IndividualDataPP object. A list containing

  • full.data: data.frame. The input data after pre-processing.

  • starting.data: data.frame. The input data as they were provided from the user.

  • training.data: data.frame. The input data pre-processed for training.

  • conversion_factor: numeric. The conversion factor for going from input granularity to output granularity. E.g, the conversion factor for going from months to quarters is 1/3.

  • string_formula_i: character. The survival formula to model the data in input granularity.

  • string_formula_o: character. The survival formula to model the in data output granularity.

  • continuous_features: character. The continuous features names as provided from the user.

  • categorical_features: character. The categorical features names as provided from the user.

  • calendar_period_extrapolation: logical. The value specifying if a calendar period component is extrapolated.

  • years: numeric. Total number of development years in the data. Default is NULL and computed automatically from the data.

  • accident_period: character. Accident period column name.

  • calendar_period: character. Calendar_period column name.

  • input_time_granularity: character. Input time granularity.

  • output_time_granularity: character. Output time granularity.

After pre-processing, we provide a standard encoding for the time components. This regards the output in training.data and full.data. In the ReSurv notation:

  • AP_i: Input granularity accident period.

  • AP_o: Output granularity accident period.

  • DP_i: Input granularity development period in forward time.

  • DP_rev_i: Input granularity development period in reverse time.

  • DP_rev_o: Output granularity development period in reverse time.

  • TR_i: Input granularity truncation time.

  • TR_o: Output granularity truncation time.

  • I: event indicator, under this framework is equal to one for each entry.

Details

The input accident_period is coded as AP_i. The input development periods are derived as DP_i=calendar_period-accident_period+1.

The reverse time development factors are DP_rev_i = DP_max-DP_i, where DP_max is the maximum number of development times: DP_i \(=1,\ldots,\)DP_max.
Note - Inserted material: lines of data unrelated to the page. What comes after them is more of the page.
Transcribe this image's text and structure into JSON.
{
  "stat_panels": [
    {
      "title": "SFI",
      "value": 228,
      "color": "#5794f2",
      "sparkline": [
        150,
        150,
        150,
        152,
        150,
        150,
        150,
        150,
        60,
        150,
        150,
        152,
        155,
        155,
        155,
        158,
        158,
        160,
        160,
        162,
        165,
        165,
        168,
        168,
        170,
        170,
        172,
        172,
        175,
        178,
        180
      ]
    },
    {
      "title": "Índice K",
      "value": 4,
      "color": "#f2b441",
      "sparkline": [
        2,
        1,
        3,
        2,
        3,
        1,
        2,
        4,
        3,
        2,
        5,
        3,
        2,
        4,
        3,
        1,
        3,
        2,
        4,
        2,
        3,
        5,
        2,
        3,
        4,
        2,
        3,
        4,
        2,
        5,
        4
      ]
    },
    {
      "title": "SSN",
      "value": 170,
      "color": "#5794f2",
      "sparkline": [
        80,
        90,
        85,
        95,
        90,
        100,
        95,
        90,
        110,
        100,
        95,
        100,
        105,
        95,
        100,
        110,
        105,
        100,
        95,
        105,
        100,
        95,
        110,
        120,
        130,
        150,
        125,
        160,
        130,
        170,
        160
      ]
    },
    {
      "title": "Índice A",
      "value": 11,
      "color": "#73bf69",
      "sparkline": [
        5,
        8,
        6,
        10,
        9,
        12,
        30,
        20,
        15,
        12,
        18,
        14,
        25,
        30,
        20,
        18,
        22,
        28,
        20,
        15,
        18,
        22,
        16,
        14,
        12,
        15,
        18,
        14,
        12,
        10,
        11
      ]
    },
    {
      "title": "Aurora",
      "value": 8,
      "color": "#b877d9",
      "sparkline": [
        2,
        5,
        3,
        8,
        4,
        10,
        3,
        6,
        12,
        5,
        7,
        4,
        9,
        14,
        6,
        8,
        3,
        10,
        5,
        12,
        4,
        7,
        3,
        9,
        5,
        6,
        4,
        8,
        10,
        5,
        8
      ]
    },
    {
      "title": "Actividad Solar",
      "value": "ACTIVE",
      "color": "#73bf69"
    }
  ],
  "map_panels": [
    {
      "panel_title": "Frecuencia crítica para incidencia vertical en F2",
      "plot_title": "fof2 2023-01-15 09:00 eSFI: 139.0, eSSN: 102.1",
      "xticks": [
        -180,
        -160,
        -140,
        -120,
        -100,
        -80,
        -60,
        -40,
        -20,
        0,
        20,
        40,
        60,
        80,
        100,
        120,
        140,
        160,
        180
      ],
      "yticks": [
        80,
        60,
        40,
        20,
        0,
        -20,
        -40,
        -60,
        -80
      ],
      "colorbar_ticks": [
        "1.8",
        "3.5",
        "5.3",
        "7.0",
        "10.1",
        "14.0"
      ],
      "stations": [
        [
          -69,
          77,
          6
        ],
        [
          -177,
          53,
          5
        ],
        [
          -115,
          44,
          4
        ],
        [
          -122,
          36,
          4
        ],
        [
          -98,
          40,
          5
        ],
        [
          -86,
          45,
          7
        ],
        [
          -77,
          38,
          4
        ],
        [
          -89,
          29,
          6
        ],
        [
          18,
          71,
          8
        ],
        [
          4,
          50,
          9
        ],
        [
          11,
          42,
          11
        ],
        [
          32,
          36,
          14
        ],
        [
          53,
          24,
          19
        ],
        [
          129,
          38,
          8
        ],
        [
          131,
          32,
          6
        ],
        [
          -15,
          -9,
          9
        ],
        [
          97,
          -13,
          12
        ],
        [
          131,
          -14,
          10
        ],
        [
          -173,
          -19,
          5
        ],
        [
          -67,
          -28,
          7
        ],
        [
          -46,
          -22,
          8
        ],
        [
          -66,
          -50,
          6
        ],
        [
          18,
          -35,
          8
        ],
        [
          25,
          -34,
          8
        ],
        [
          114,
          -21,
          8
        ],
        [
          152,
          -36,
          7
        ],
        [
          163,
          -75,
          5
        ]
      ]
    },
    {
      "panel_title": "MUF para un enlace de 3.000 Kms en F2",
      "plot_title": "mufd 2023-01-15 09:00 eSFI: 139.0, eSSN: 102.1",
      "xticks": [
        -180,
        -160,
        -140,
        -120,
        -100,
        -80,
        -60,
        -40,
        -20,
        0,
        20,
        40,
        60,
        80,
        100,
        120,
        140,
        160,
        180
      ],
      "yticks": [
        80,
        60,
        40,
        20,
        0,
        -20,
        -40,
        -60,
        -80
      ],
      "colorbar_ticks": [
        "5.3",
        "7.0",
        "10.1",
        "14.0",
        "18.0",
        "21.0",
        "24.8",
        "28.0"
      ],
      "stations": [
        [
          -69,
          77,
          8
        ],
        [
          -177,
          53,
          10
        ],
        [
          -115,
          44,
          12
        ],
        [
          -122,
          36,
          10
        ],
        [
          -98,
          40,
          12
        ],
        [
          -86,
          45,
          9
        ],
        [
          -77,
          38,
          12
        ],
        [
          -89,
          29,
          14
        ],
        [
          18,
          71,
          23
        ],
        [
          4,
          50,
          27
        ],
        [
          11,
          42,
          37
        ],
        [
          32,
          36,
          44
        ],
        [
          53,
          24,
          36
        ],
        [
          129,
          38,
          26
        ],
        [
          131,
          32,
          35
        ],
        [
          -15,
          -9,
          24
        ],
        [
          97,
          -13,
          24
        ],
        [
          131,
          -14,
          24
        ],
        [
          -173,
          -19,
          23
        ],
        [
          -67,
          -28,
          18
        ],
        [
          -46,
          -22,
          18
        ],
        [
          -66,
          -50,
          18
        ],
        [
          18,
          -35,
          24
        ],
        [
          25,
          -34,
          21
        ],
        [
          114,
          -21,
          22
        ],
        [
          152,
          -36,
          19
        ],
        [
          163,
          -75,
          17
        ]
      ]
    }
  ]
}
Given the parameter years, DP_max is derived internally from our package.

As for the truncation time, TR_i = AP_i-1.

AP_i, DP_i, DP_rev_i and TR_i are converted to AP_o, DP_o, DP_rev_o and TR_o (from the input_time_granularity to the output_time_granularity) using a multiplicative conversion factor. E.g., AP_o = AP_i * \(CF\).

The conversion factor is computed as

\(CF=\frac{{\nu}^i}{({\nu}^o)^{-1}}\),

where \({\nu}^i\) and \({\nu}^o\) are the fraction of a year corresponding to input_time_granularity and output_time_granularity. \({\nu}^i\) and \({\nu}^o\) take values 1/360, 1/12, 1/4, 1/2, 1 for "days", "months", "quarters", "semesters", "years" respectively. We will have RP_o = AP_o + DP_o.

References

Munir, H., Emil, H., & Gabriele, P. (2023). A machine learning approach based on survival analysis for IBNR frequencies in non-life reserving. arXiv preprint arXiv:2312.14549.